In Europe the ‘staple’ alcoholic beverages included wine and beer/ale, but also cider, mead… depending where and when you were. The primary drink everywhere is water - but maybe you mean the primary drink around which people would socialise.
Fair to note that alcohol has always been more popular in the Islamic world than Islamic clerics would like: possibly the most famous Islamic medieval poet in the West, Omar Khayyam, made constant references to alcohol: ‘jam’, ‘sharab’, etc. that make that much clear, and in fact a lot of Sufi and secular medieval Arabic, Persian, Turkish and Urdu literature have many references to alcohol as a fact of life. Alcohol is very easy to make from fruit and grain - even difficult to avoid making - and there was a reason for the constant enforcement of such laws.
But yes, overall, it was far less approved of, generally banned in theory, and banned in practice to varying degrees of effectiveness across the Islamic world. And this is still true: for more devout Muslims, what the West would see as ‘bar culture’ has other substitutes for late night socialising.

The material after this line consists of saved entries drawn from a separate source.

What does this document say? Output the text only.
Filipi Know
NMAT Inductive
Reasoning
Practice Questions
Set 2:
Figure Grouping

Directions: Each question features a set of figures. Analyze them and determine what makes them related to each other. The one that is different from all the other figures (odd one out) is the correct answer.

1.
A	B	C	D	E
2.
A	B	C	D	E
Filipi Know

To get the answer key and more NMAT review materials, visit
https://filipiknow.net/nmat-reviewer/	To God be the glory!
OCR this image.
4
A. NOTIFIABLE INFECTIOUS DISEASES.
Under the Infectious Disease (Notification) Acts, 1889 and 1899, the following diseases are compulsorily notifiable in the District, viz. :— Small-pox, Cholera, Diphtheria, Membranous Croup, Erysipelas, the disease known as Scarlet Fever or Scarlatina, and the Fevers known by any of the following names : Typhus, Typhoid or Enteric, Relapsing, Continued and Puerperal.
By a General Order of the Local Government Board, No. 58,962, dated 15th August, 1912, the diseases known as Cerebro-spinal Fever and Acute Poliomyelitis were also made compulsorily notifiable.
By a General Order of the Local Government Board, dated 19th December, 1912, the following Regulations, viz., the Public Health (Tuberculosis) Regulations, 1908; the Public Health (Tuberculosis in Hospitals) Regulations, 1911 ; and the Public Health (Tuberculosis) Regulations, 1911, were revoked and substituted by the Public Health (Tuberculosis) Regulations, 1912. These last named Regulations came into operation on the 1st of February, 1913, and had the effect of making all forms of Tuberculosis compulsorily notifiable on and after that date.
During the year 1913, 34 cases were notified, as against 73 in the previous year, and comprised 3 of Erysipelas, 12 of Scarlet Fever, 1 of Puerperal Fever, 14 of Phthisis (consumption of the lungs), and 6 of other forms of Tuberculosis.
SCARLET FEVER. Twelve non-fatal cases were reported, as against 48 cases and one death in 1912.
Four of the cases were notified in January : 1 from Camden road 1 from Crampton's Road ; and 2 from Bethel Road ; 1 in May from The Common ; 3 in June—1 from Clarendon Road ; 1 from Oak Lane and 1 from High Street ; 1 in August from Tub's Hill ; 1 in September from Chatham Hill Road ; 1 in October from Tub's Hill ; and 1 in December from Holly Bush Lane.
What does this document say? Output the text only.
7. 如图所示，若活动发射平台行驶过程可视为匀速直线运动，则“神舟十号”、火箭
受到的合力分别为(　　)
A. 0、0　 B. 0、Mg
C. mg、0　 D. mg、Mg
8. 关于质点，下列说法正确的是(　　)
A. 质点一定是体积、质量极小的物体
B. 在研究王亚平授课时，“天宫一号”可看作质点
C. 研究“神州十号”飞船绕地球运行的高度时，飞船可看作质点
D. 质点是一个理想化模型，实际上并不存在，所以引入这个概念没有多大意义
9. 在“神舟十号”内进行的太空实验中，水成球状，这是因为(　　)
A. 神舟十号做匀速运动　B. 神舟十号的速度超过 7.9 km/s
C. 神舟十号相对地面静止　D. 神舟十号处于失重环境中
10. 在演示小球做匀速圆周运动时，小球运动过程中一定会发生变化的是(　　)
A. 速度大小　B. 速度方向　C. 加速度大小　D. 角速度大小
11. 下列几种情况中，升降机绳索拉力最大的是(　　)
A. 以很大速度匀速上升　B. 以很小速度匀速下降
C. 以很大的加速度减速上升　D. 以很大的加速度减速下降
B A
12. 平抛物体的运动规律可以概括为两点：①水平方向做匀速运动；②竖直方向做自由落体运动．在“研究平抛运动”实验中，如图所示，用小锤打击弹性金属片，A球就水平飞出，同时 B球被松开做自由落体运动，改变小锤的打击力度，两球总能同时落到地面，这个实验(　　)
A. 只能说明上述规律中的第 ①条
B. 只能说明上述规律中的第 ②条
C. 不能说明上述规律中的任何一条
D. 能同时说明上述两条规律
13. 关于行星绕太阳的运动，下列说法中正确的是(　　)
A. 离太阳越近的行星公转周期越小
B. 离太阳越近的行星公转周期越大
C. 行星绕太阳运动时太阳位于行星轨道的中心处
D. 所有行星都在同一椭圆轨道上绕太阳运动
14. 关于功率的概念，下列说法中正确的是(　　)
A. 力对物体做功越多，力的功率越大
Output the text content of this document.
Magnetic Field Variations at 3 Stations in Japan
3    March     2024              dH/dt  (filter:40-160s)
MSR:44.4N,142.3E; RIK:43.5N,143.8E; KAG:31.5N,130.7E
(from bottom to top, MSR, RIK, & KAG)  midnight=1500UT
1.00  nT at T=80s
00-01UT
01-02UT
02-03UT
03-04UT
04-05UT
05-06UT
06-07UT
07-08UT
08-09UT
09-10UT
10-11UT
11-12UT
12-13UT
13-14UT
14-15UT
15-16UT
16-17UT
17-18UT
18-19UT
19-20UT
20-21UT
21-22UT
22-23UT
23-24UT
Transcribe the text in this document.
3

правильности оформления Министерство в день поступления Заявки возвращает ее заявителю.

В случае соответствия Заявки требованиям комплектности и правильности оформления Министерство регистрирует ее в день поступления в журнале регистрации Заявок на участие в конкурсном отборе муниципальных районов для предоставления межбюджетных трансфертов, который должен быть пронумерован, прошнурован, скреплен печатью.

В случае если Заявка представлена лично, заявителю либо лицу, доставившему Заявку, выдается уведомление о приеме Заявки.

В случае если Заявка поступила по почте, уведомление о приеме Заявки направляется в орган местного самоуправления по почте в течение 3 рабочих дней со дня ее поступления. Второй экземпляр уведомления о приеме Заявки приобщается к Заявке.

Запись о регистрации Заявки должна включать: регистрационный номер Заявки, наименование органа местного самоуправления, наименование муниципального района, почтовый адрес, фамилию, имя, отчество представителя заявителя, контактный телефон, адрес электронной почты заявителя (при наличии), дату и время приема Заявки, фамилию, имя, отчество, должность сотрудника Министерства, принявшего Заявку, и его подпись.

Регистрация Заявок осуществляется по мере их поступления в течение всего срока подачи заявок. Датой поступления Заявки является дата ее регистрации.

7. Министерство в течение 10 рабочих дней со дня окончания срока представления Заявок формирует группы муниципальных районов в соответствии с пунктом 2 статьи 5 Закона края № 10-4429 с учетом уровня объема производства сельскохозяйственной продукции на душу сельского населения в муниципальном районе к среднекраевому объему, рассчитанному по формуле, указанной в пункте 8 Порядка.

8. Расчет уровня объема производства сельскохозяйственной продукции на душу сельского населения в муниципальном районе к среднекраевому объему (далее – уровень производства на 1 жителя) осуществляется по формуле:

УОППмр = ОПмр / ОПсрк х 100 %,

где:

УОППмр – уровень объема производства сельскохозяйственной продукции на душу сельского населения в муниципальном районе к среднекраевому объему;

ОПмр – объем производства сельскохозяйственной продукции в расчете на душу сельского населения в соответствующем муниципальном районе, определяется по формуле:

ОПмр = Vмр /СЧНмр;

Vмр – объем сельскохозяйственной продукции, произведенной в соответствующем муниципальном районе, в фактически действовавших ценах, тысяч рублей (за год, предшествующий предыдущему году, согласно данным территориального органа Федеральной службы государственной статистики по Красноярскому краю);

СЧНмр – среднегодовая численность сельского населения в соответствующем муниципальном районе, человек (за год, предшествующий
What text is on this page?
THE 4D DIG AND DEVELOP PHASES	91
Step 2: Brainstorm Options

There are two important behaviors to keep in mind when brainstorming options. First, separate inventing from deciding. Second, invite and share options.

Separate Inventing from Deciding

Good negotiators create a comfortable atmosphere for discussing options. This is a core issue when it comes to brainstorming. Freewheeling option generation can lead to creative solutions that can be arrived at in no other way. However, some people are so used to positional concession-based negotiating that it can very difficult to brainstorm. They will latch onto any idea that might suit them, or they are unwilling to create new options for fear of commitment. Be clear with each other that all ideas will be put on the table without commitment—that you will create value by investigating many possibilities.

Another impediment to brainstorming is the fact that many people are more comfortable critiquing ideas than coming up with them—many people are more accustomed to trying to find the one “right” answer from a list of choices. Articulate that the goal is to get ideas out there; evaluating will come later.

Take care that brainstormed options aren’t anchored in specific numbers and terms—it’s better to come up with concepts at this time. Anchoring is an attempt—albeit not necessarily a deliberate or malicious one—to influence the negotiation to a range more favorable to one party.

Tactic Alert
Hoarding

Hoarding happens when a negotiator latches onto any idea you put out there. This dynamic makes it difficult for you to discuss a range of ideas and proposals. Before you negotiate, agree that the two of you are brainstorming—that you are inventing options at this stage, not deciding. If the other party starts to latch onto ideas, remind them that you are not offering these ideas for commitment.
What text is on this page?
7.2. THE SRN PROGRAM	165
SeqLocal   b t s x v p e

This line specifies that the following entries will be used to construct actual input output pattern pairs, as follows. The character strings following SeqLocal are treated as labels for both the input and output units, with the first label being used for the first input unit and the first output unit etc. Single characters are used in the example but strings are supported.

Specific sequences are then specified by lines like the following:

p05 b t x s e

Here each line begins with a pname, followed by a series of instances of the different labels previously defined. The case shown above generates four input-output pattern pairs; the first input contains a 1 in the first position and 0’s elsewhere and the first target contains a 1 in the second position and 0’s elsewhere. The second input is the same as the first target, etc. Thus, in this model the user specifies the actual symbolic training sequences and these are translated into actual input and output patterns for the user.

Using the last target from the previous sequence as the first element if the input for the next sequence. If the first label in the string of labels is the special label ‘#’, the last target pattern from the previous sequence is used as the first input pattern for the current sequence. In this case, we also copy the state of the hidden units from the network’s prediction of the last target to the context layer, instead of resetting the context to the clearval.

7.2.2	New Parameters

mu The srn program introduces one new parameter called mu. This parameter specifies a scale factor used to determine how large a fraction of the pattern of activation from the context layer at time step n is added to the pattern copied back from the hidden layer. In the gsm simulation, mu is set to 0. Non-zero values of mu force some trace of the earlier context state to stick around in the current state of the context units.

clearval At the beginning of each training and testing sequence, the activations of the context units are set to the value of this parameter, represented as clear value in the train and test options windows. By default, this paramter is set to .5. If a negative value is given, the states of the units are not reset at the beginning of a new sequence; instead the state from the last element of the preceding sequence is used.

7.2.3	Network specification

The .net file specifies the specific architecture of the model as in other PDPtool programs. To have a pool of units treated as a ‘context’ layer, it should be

In the Islamic world, tea came in from China early in the Islamic period, and for centuries tea houses have been - and are still - common for social gathering even till late, especially in Iran, Central and South Asia, and Turkey.
Coffee is native to Ethiopia and among the earliest to adopt the drink were Yemenis across the Red Sea, and from there it spread throughout the Arab world and the Turks, to the extent that it was seen in Europe as the ‘Saracen’ drink (a famous apocryphal story has Pope Clement VIII proclaim that ‘this drink of Satan is so delicious that it would be a shame to let the infidels have exclusive use of it’ and proceed to bless it…) Coffee houses are also a major fixture in the Arab world and Turkey for social meetings, and coffee is often served to guests from family gatherings to diplomatic negotiations.
Other than this, there are fruit juices or ‘nectars’ (made from fruit leathers, which have an ancient Mesopotamian history) including the very popular apricot-based qamar-al-din. A very early lemonade was also developed in the Middle East, and like coffee this idea made its way to Western Europe via trade with Italy.
And of course another sort of establishment that fulfils a similar social role to alcohol-based bars is the hookah bar - but of course where tobacco is required this is much more recent, and dates to the 16th century - so admittedly not medieval - spreading from India and Iran to the Arab world, Turkey, and Central Asia. As for another smoked intoxicant which escaped specific prohibition in Islam, cannabis - generally consumed as ‘hashish’ - had already spread from East Asia to Europe by the dawn of Islam and has been popular throughout the Islamic World from the beginning.